As for personal identity, here we touch on the alleged “mysteries” of consciousness, and the reader looking for some new theory or solution will probably be disappointed. But remember that what counts as a solution for Dennett is the replacement of the Cartesian model: the evaluation of his proposals for “personal identity” has thus rather to be made on a negative and critical basis and in terms of their adequacy as a substitute for the tradition (the soul, the self, and so on). Can the “temporary arena of control” really do the job personal identity used to do? Not without the positing of some new factor, as we shall see. Yet is not the neurological materialism of the brain and beyond it of the body, my body, “je mein Eigenes,” as Heidegger might put it, enough to secure identity? In a sense: for the very concept of the body as an organism is at one with its boundaries, and already implies the solution to “the fundamental problem of recognition: telling one’s self … from everything else” (174). “This fundamental biological principle of distinguishing self from world, inside from outside, produces some remarkable echoes in the highest vaults of our psychology” (414). Clearly enough, once those borders are established, decision-making mechanisms are ready to hand, most notably the fundamental binary opposition between good and bad: self-preservation is then at least one indispensable feature of what will (in those “higher vaults of our psychology”) be called personal identity, and its presence all the way down the organic ladder also suggests that Heidegger’s supreme “Sein zum Tode,” the death anxiety, is far from characterizing authentic human individuality alone.

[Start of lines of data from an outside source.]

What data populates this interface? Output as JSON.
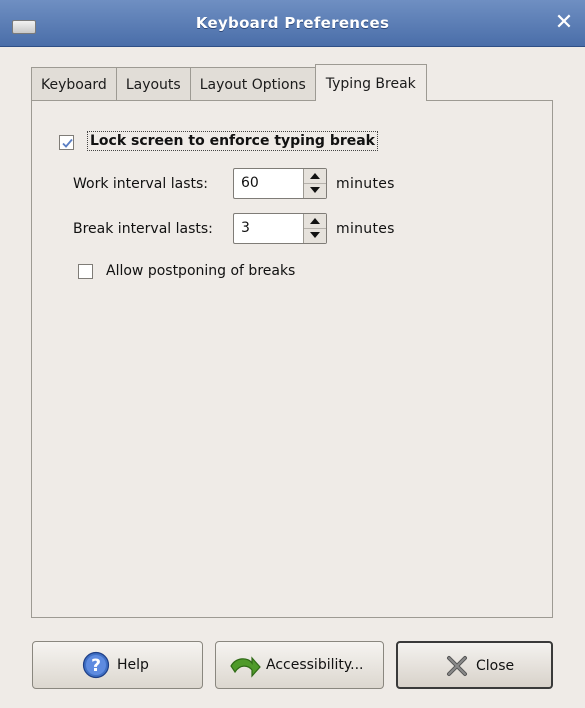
{
  "window": {
    "title": "Keyboard Preferences",
    "close_glyph": "✕"
  },
  "tabs": [
    {
      "label": "Keyboard"
    },
    {
      "label": "Layouts"
    },
    {
      "label": "Layout Options"
    },
    {
      "label": "Typing Break",
      "active": true
    }
  ],
  "typing_break": {
    "lock_screen": {
      "label": "Lock screen to enforce typing break",
      "checked": true
    },
    "work_interval": {
      "label": "Work interval lasts:",
      "value": "60",
      "unit": "minutes"
    },
    "break_interval": {
      "label": "Break interval lasts:",
      "value": "3",
      "unit": "minutes"
    },
    "allow_postponing": {
      "label": "Allow postponing of breaks",
      "checked": false
    }
  },
  "buttons": {
    "help": "Help",
    "accessibility": "Accessibility...",
    "close": "Close"
  },
  "colors": {
    "titlebar": "#4a6ea9",
    "background": "#efebe7",
    "check": "#5b7fc4"
  },
  "icons": {
    "window_menu": "window-menu-icon",
    "close": "close-icon",
    "help": "help-icon",
    "accessibility": "accessibility-arrow-icon",
    "close_button": "close-x-icon"
  }
}
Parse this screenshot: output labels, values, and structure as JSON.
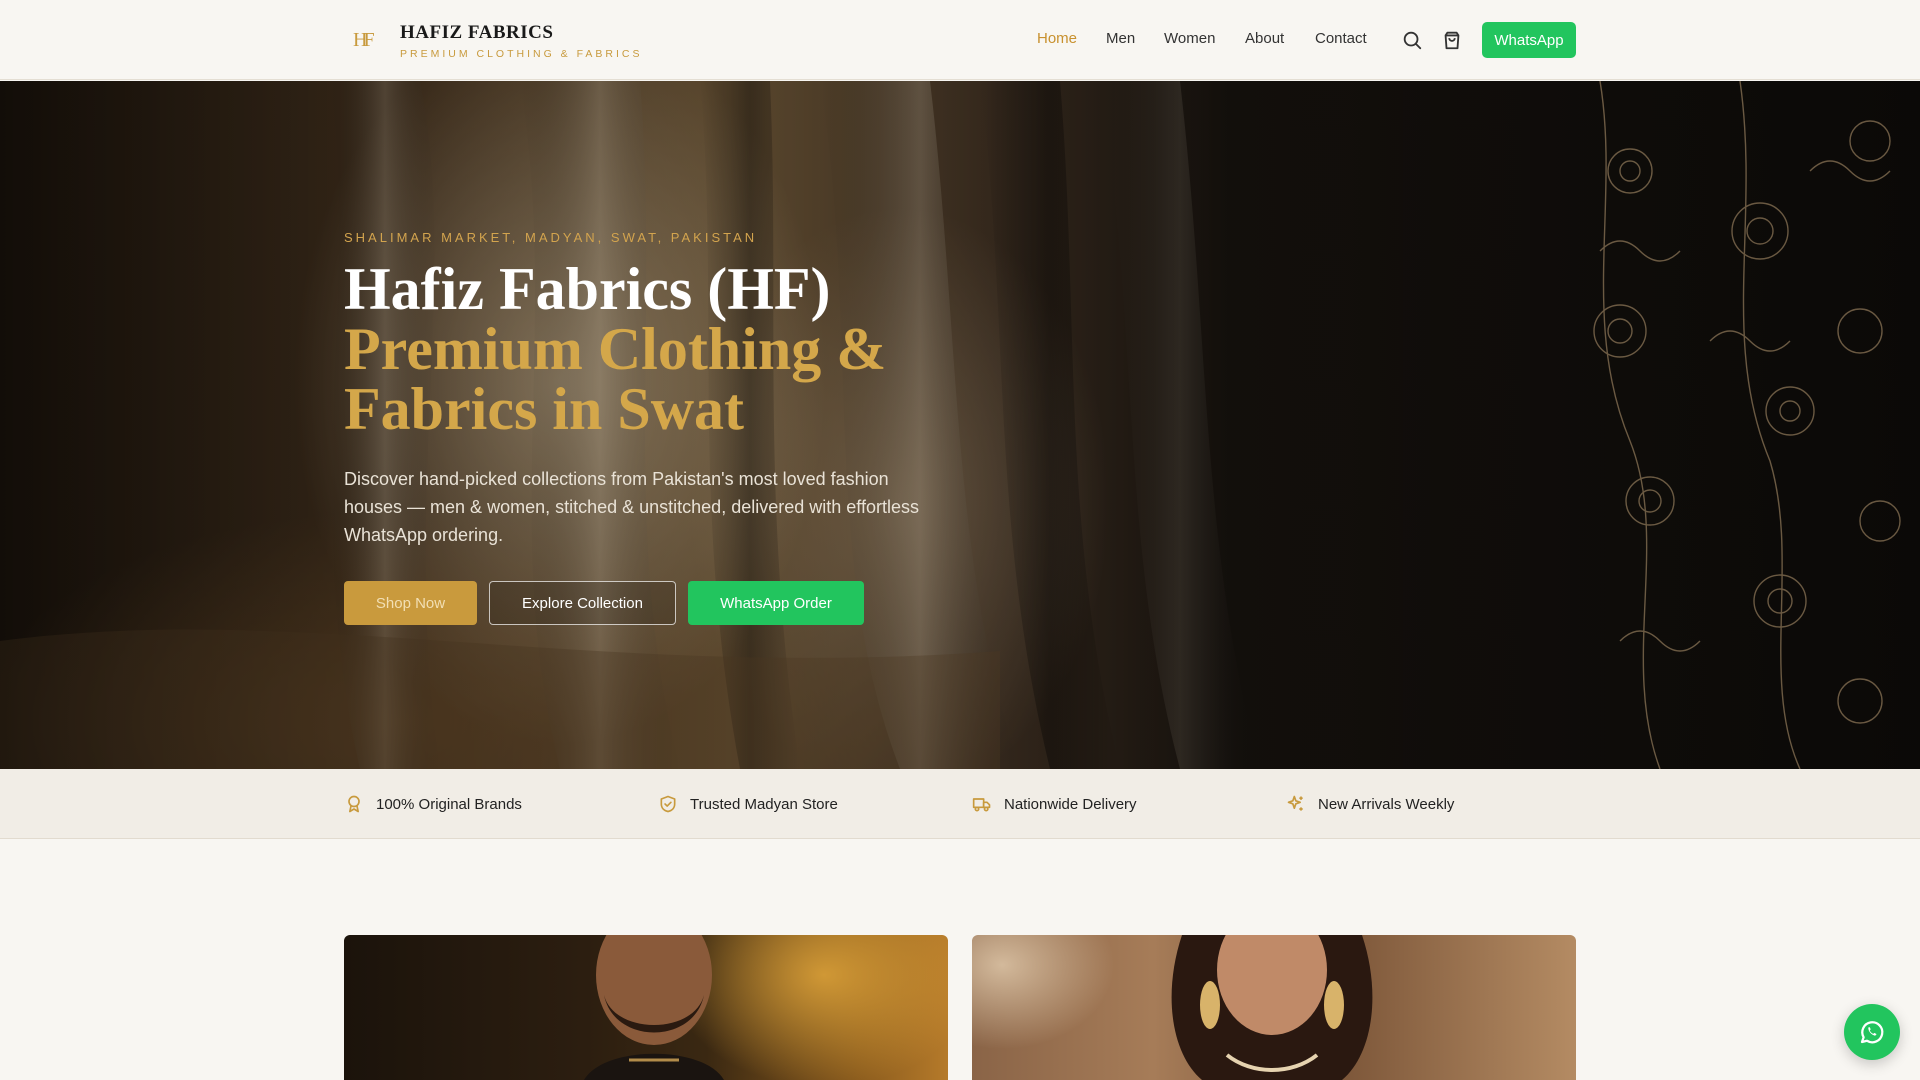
{
  "brand": {
    "name": "HAFIZ FABRICS",
    "tagline": "PREMIUM CLOTHING & FABRICS",
    "logo_letters": "HF"
  },
  "nav": {
    "items": [
      "Home",
      "Men",
      "Women",
      "About",
      "Contact"
    ],
    "active": "Home",
    "whatsapp_label": "WhatsApp"
  },
  "icons": {
    "search": "search-icon",
    "cart": "shopping-bag-icon",
    "float": "whatsapp-icon"
  },
  "hero": {
    "kicker": "SHALIMAR MARKET, MADYAN, SWAT, PAKISTAN",
    "title_line1": "Hafiz Fabrics (HF)",
    "title_line2": "Premium Clothing &",
    "title_line3": "Fabrics in Swat",
    "description": "Discover hand-picked collections from Pakistan's most loved fashion houses — men & women, stitched & unstitched, delivered with effortless WhatsApp ordering.",
    "buttons": {
      "shop": "Shop Now",
      "explore": "Explore Collection",
      "whatsapp": "WhatsApp Order"
    }
  },
  "features": [
    "100% Original Brands",
    "Trusted Madyan Store",
    "Nationwide Delivery",
    "New Arrivals Weekly"
  ],
  "colors": {
    "gold": "#d4a74a",
    "green": "#22c55e",
    "background": "#f8f6f2"
  }
}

But we have not yet tabulated all the “remarkable echoes.” Let’s reframe the question in philosophical terms, those for example so memorably formulated by Nietzsche:
The “subject” is the fiction that many similar states in us are in the effect of one substratum: but it is we who first created the “similarity” of these states, our adjusting and making them similar is the fact, not their similarity.2
And to “similarity,” which could easily turn into a basic category of Hegel’s Logic, Nietzsche pointedly adds: “which ought to be denied.” Will memory do? We remember William James’s marvelous account of personal identity as the brand of private property we burn onto all our individual memories, so as to be able to round them like cattle when the need arises (when we hear the cry, All hands on deck! for example?). But as I have observed, Dennett here eschews an appeal to memory as some primary explanatory function.

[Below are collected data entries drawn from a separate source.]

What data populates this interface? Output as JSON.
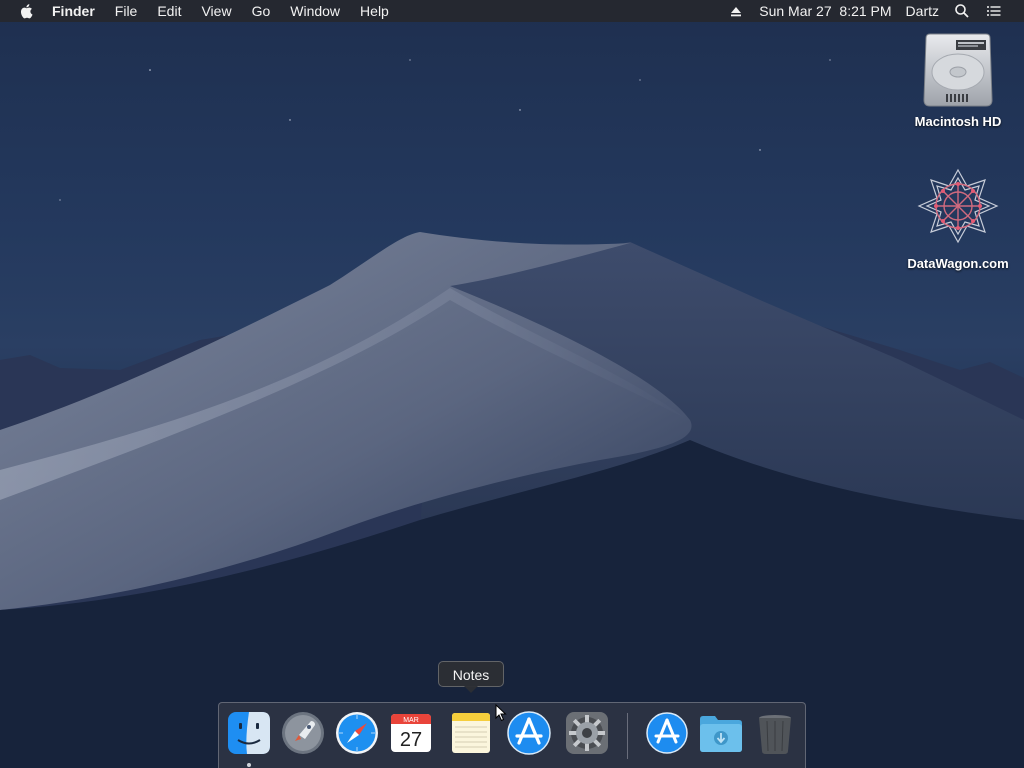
{
  "menubar": {
    "apple_icon": "apple-icon",
    "app_name": "Finder",
    "menus": [
      "File",
      "Edit",
      "View",
      "Go",
      "Window",
      "Help"
    ],
    "eject_icon": "eject-icon",
    "datetime": "Sun Mar 27  8:21 PM",
    "user": "Dartz",
    "search_icon": "spotlight-search-icon",
    "notification_icon": "notification-center-icon"
  },
  "desktop": {
    "icons": [
      {
        "label": "Macintosh HD",
        "icon": "hard-drive-icon"
      },
      {
        "label": "DataWagon.com",
        "icon": "network-volume-icon"
      }
    ]
  },
  "dock": {
    "tooltip": "Notes",
    "apps": [
      {
        "name": "Finder",
        "icon": "finder-icon"
      },
      {
        "name": "Launchpad",
        "icon": "launchpad-icon"
      },
      {
        "name": "Safari",
        "icon": "safari-icon"
      },
      {
        "name": "Calendar",
        "icon": "calendar-icon",
        "month": "MAR",
        "day": "27"
      },
      {
        "name": "Notes",
        "icon": "notes-icon"
      },
      {
        "name": "App Store",
        "icon": "app-store-icon"
      },
      {
        "name": "System Preferences",
        "icon": "system-preferences-icon"
      },
      {
        "name": "App Store Downloads",
        "icon": "app-store-icon"
      },
      {
        "name": "Downloads",
        "icon": "downloads-folder-icon"
      },
      {
        "name": "Trash",
        "icon": "trash-icon"
      }
    ]
  },
  "colors": {
    "menubar_bg": "#26282e",
    "wallpaper_sky": "#24395e",
    "dune_light": "#8c95aa",
    "app_store_blue": "#1d8cf0"
  }
}
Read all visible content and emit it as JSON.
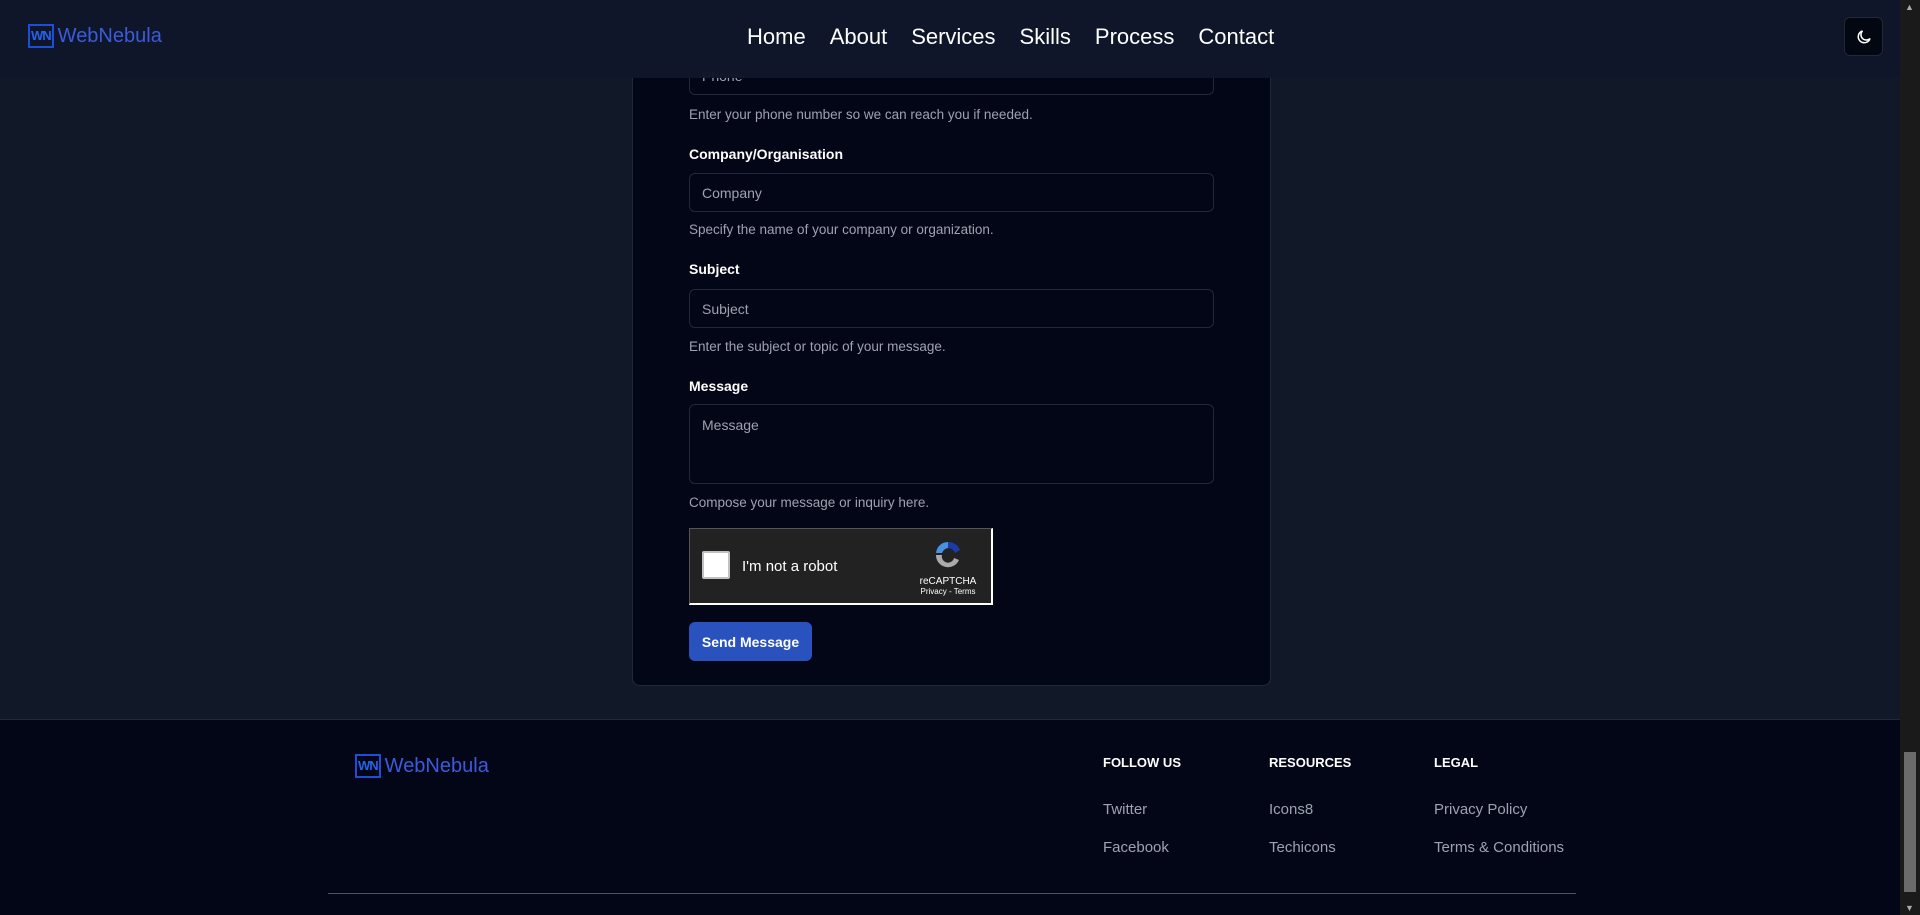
{
  "nav": {
    "logo_mark": "WN",
    "logo_text": "WebNebula",
    "links": [
      "Home",
      "About",
      "Services",
      "Skills",
      "Process",
      "Contact"
    ],
    "theme_icon": "moon-icon"
  },
  "form": {
    "phone": {
      "placeholder": "Phone",
      "help": "Enter your phone number so we can reach you if needed."
    },
    "company": {
      "label": "Company/Organisation",
      "placeholder": "Company",
      "help": "Specify the name of your company or organization."
    },
    "subject": {
      "label": "Subject",
      "placeholder": "Subject",
      "help": "Enter the subject or topic of your message."
    },
    "message": {
      "label": "Message",
      "placeholder": "Message",
      "help": "Compose your message or inquiry here."
    },
    "captcha": {
      "label": "I'm not a robot",
      "brand": "reCAPTCHA",
      "links": "Privacy - Terms"
    },
    "submit": "Send Message"
  },
  "footer": {
    "logo_mark": "WN",
    "logo_text": "WebNebula",
    "columns": [
      {
        "title": "FOLLOW US",
        "links": [
          "Twitter",
          "Facebook"
        ]
      },
      {
        "title": "RESOURCES",
        "links": [
          "Icons8",
          "Techicons"
        ]
      },
      {
        "title": "LEGAL",
        "links": [
          "Privacy Policy",
          "Terms & Conditions"
        ]
      }
    ]
  },
  "colors": {
    "accent": "#2a52be",
    "background": "#111827",
    "card": "#030617"
  }
}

Instead, he introduces that rather different “new factor” I have forecast, and this is narrative as such. All those “partial totalizations” and provisional unifications I have alluded to are in fact narrative ones (and we should remember that in that sense narrative in Dennett is always provisional, always partial, always coexisting with a host of other narrative versions or drafts). The human being is thus here apparently a storytelling animal (79, 94), and an enormous amount of argumentation is made to rest on this apparently ungrounded or even metaphysical proposition, however satisfying it may be for the contemporary mind. Indeed, this is the moment in which the underwater reader suddenly bursts out of the depths of Consciousness Explained into the more familiar atmosphere of a completely different philosophical tradition, as Dennett wryly acknowledges, by quoting a passage from David Lodge’s Nice Work (1988):
According to Robyn (or, more precisely, according to the writers who have influenced her thinking on these matters), there is no such thing as the “Self” on which capitalism and the classic novel are founded—that is to say, a finite, unique soul or essence that constitutes a person’s identity: there is only a subject position in an infinite web of discourses—the discourses of power, sex, family, science, religion, poetry, etc. And by the same token, there is no such thing as an author, that is to say, one who originates a work of fiction ab nihilo … In the famous words of Jacques Derrida … “il n’y a pas de hors-texte,” there is nothing outside the text. There are no origins, there is only production, and we produce our “selves” in language. Not “you are what you eat” but “you are what you speak,” or rather “you are what speaks you,” is the axiomatic basis of Robyn’s philosophy, which she would call, if required to give it a name, “semiotic materialism.” (410–411)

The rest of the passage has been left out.